《老爹蘇東坡老婆李清照老鐵宋徽宗》第86章 未來情報中心天機閣(2)

作者:文卿如·9個月前

蘇轍又點了點桌上廢稿,道:“兄長,以後,家中所書字紙,若是廢棄不用,便直接焚沒,切勿流傳於外。”

蘇東坡愣了愣,立即明白蘇轍隱憂所在,鄭重點了頭。

蘇遁再次暗歎,老叔的政治敏銳度真是沒得說!

次日,八月初七,正是逢單的常朝日。

正衙常參,國朝之制,真宗時為“日朝”,真宗、仁宗身體不佳,改行“隻日朝”(即單日上朝),神宗天姿英邁、雄心勃勃,又改為“日朝”,至當今天子,因年幼踐祚,再度改為“隻日朝”。

這天,宰臣、三省、臺官、在京五品以上文武百官,都需赴文德殿立班,依次奏對。

文德殿內,早朝的氣氛莊嚴肅穆。文武百官分列兩旁,屏息凝神,十五歲的少年帝王端坐御座。

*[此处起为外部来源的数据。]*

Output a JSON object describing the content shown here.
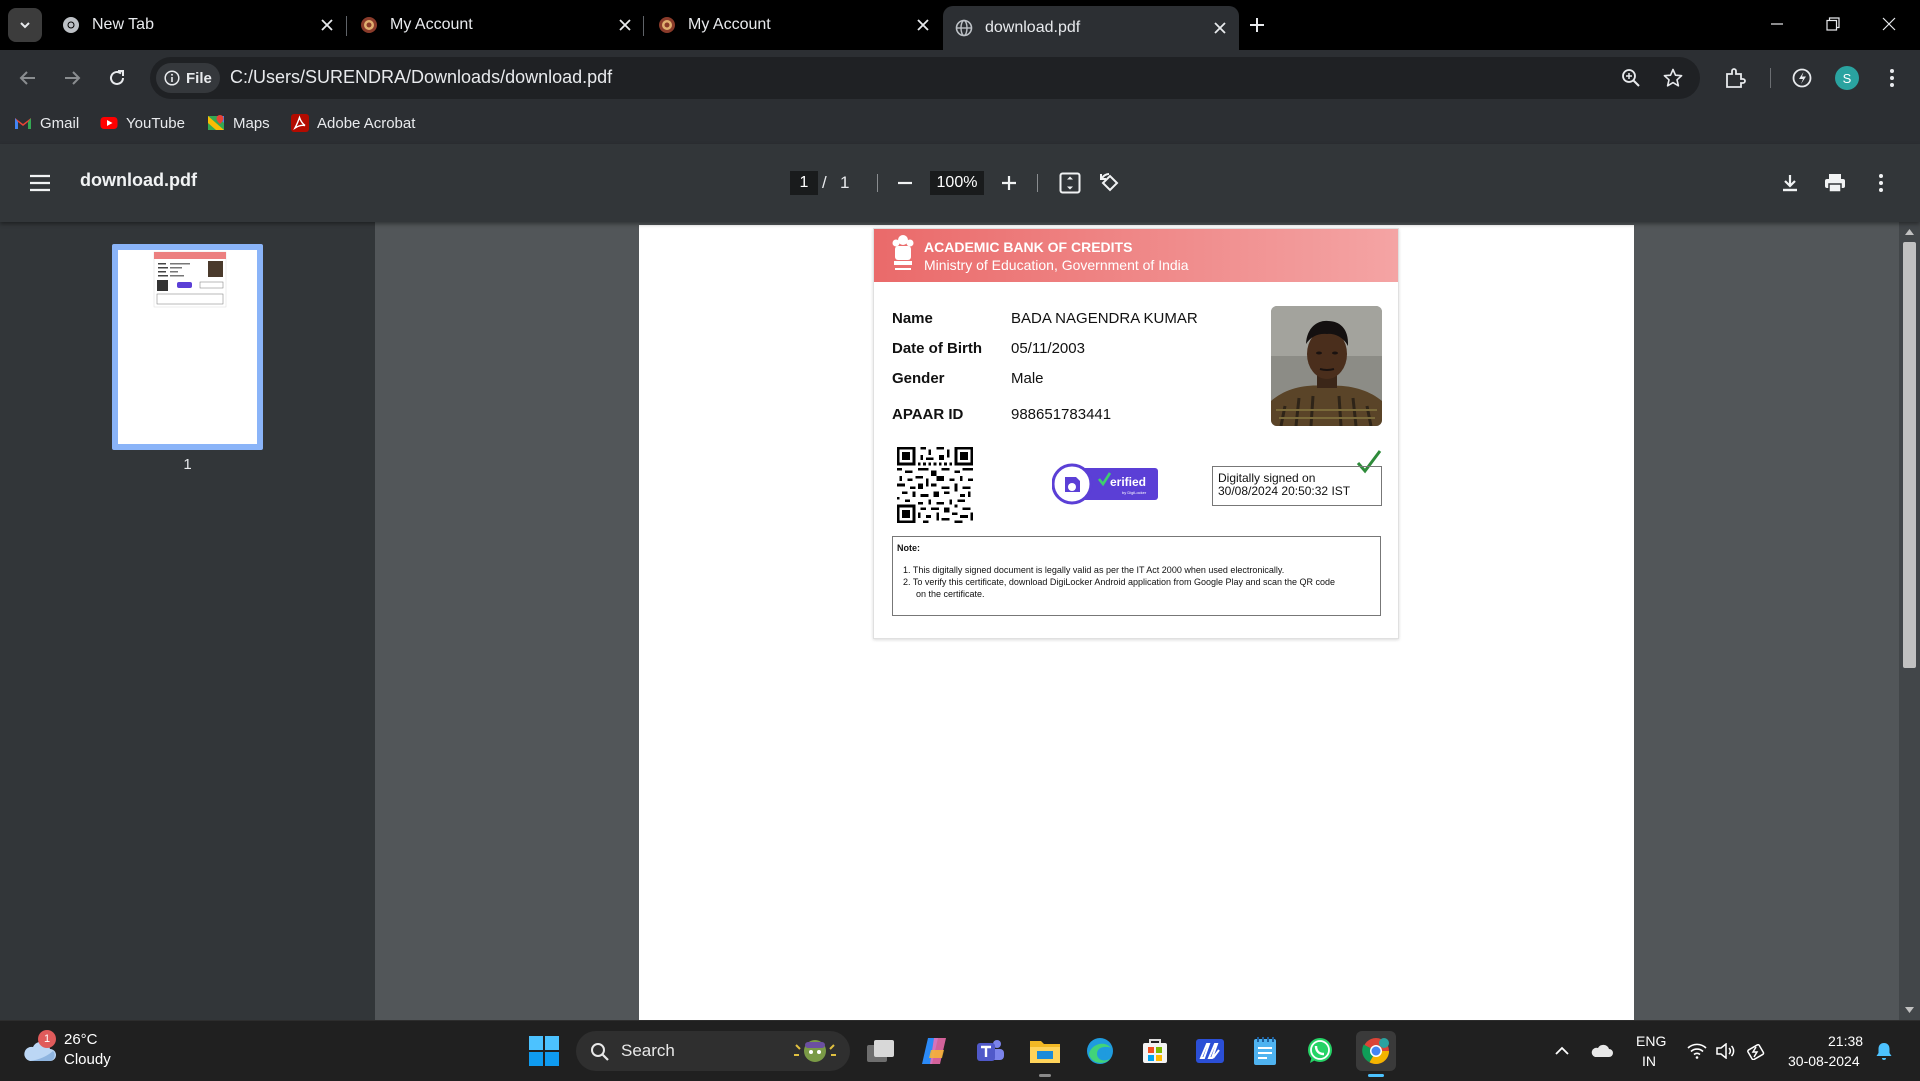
{
  "tabs": [
    {
      "title": "New Tab",
      "icon": "chrome-icon",
      "active": false
    },
    {
      "title": "My Account",
      "icon": "university-logo-icon",
      "active": false
    },
    {
      "title": "My Account",
      "icon": "university-logo-icon",
      "active": false
    },
    {
      "title": "download.pdf",
      "icon": "globe-icon",
      "active": true
    }
  ],
  "address_bar": {
    "scheme_chip": "File",
    "url": "C:/Users/SURENDRA/Downloads/download.pdf"
  },
  "profile": {
    "initial": "S"
  },
  "bookmarks": [
    {
      "label": "Gmail",
      "icon": "gmail-icon"
    },
    {
      "label": "YouTube",
      "icon": "youtube-icon"
    },
    {
      "label": "Maps",
      "icon": "maps-icon"
    },
    {
      "label": "Adobe Acrobat",
      "icon": "acrobat-icon"
    }
  ],
  "pdf_viewer": {
    "title": "download.pdf",
    "current_page": "1",
    "page_separator": "/",
    "total_pages": "1",
    "zoom": "100%",
    "thumbnail_label": "1"
  },
  "document": {
    "org_name": "ACADEMIC BANK OF CREDITS",
    "ministry": "Ministry of Education, Government of India",
    "fields": [
      {
        "label": "Name",
        "value": "BADA NAGENDRA KUMAR"
      },
      {
        "label": "Date of Birth",
        "value": "05/11/2003"
      },
      {
        "label": "Gender",
        "value": "Male"
      },
      {
        "label": "APAAR ID",
        "value": "988651783441"
      }
    ],
    "verified_text": "erified",
    "verified_by": "by DigiLocker",
    "signed_line1": "Digitally signed on",
    "signed_line2": "30/08/2024 20:50:32 IST",
    "note_title": "Note:",
    "notes": [
      "1.  This digitally signed document is legally valid as per the IT Act 2000 when used electronically.",
      "2.  To verify this certificate, download DigiLocker Android application from Google Play and scan the QR code",
      "on the certificate."
    ]
  },
  "taskbar": {
    "weather_badge": "1",
    "temperature": "26°C",
    "condition": "Cloudy",
    "search_label": "Search",
    "language_line1": "ENG",
    "language_line2": "IN",
    "time": "21:38",
    "date": "30-08-2024"
  },
  "colors": {
    "card_header_start": "#ea6a6a",
    "card_header_end": "#f4a4a4",
    "verified_purple": "#5b3fd6",
    "check_green": "#2e8b3a",
    "thumbnail_highlight": "#8ab4f8"
  }
}
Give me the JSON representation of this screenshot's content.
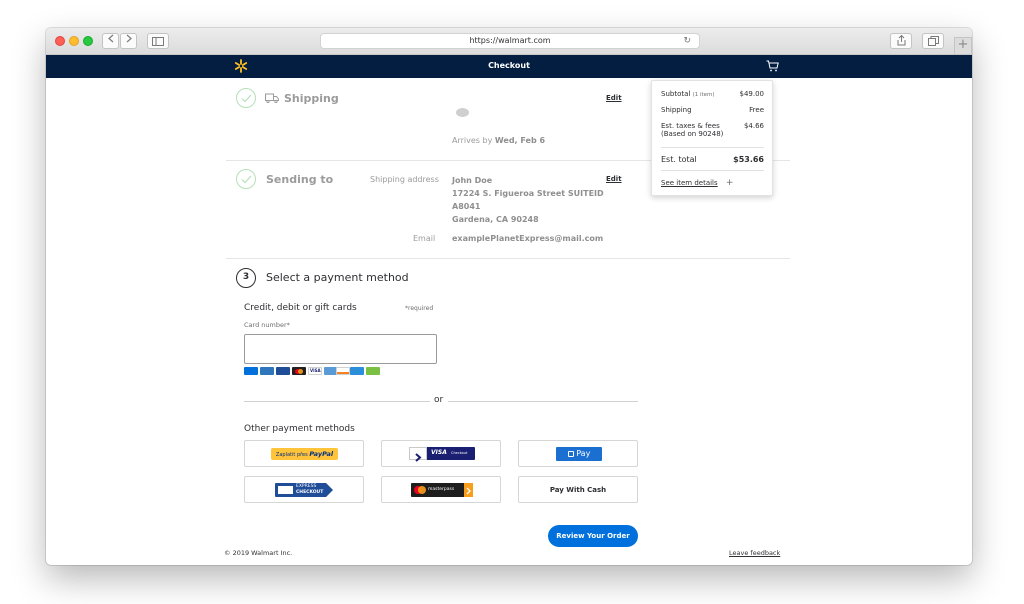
{
  "browser": {
    "url": "https://walmart.com"
  },
  "header": {
    "title": "Checkout"
  },
  "shipping_step": {
    "title": "Shipping",
    "edit_label": "Edit",
    "arrives_prefix": "Arrives by ",
    "arrives_date": "Wed, Feb 6"
  },
  "sending_step": {
    "title": "Sending to",
    "address_label": "Shipping address",
    "name": "John Doe",
    "street_line1": "17224 S. Figueroa Street SUITEID",
    "street_line2": "A8041",
    "city_line": "Gardena, CA 90248",
    "email_label": "Email",
    "email": "examplePlanetExpress@mail.com",
    "edit_label": "Edit"
  },
  "payment_step": {
    "number": "3",
    "title": "Select a payment method",
    "cards_heading": "Credit, debit or gift cards",
    "required_note": "*required",
    "card_number_label": "Card number*",
    "card_number_value": "",
    "card_logos": [
      "walmart-card",
      "amex-card",
      "amex-blue-card",
      "mastercard-card",
      "visa-card",
      "amex-gold-card",
      "discover-card",
      "walmart-credit-card",
      "gift-card"
    ],
    "or_label": "or",
    "other_heading": "Other payment methods",
    "methods": {
      "paypal": {
        "prefix": "Zaplatit přes ",
        "brand": "PayPal"
      },
      "visa_checkout": {
        "brand": "VISA",
        "suffix": "Checkout"
      },
      "chase_pay": {
        "brand": "Pay"
      },
      "amex_express": {
        "line1": "EXPRESS",
        "line2": "CHECKOUT"
      },
      "masterpass": {
        "brand": "masterpass"
      },
      "cash": {
        "label": "Pay With Cash"
      }
    },
    "review_button": "Review Your Order"
  },
  "summary": {
    "subtotal_label": "Subtotal",
    "subtotal_count": "(1 item)",
    "subtotal_value": "$49.00",
    "shipping_label": "Shipping",
    "shipping_value": "Free",
    "taxes_label": "Est. taxes & fees",
    "taxes_sub": "(Based on 90248)",
    "taxes_value": "$4.66",
    "total_label": "Est. total",
    "total_value": "$53.66",
    "details_link": "See item details",
    "details_icon": "+"
  },
  "footer": {
    "copyright": "© 2019 Walmart Inc.",
    "feedback": "Leave feedback"
  },
  "colors": {
    "header_bg": "#041e42",
    "spark": "#ffc220",
    "primary_button": "#0071dc",
    "success": "#b4e0b8"
  }
}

御座左側的珠簾後,偶爾傳來的輕微環佩之聲,那是垂簾聽政的太皇太后高氏寶座所在。

果不其然,輪到御史臺奏對時,賈易迫不及待地出列,慷慨激昂地對蘇東坡發難,將“山寺歸來聞好語”之詩扣上“幸先帝之崩”的滔天罪名,指控蘇軾“大逆不道,怨望君上,其心可誅”。

趙君錫也跟著附和,儼然已經跟賈易穿一條褲子。

朝堂之上頓時一片譁然——

此等指控,已非尋常政見不合,而是足以抄家滅族的“惡逆”之罪!

無數道目光投向了文官佇列中的蘇軾。有擔憂,有震驚,有幸災樂禍,也有冷眼旁觀。

珠簾後的高太后沉默了片刻,聲音聽不出喜怒:“蘇軾,賈易所奏,你有何話說?”

蘇東坡手持笏板,不慌不忙,從容出列。

首先當堂朗誦自己所作三首《神宗皇帝輓詞》,以證明元豐八年三月已服國喪。

其後,依昨夜商定計策解釋,自己是聽聞路上百姓皆雲“好個少年官家”,為陛下得民心而欣喜。

最後從“公開罪證”不合情理出發,向賈易發出質問:“軾若稍有不善之意,豈敢復書壁上以示人乎?”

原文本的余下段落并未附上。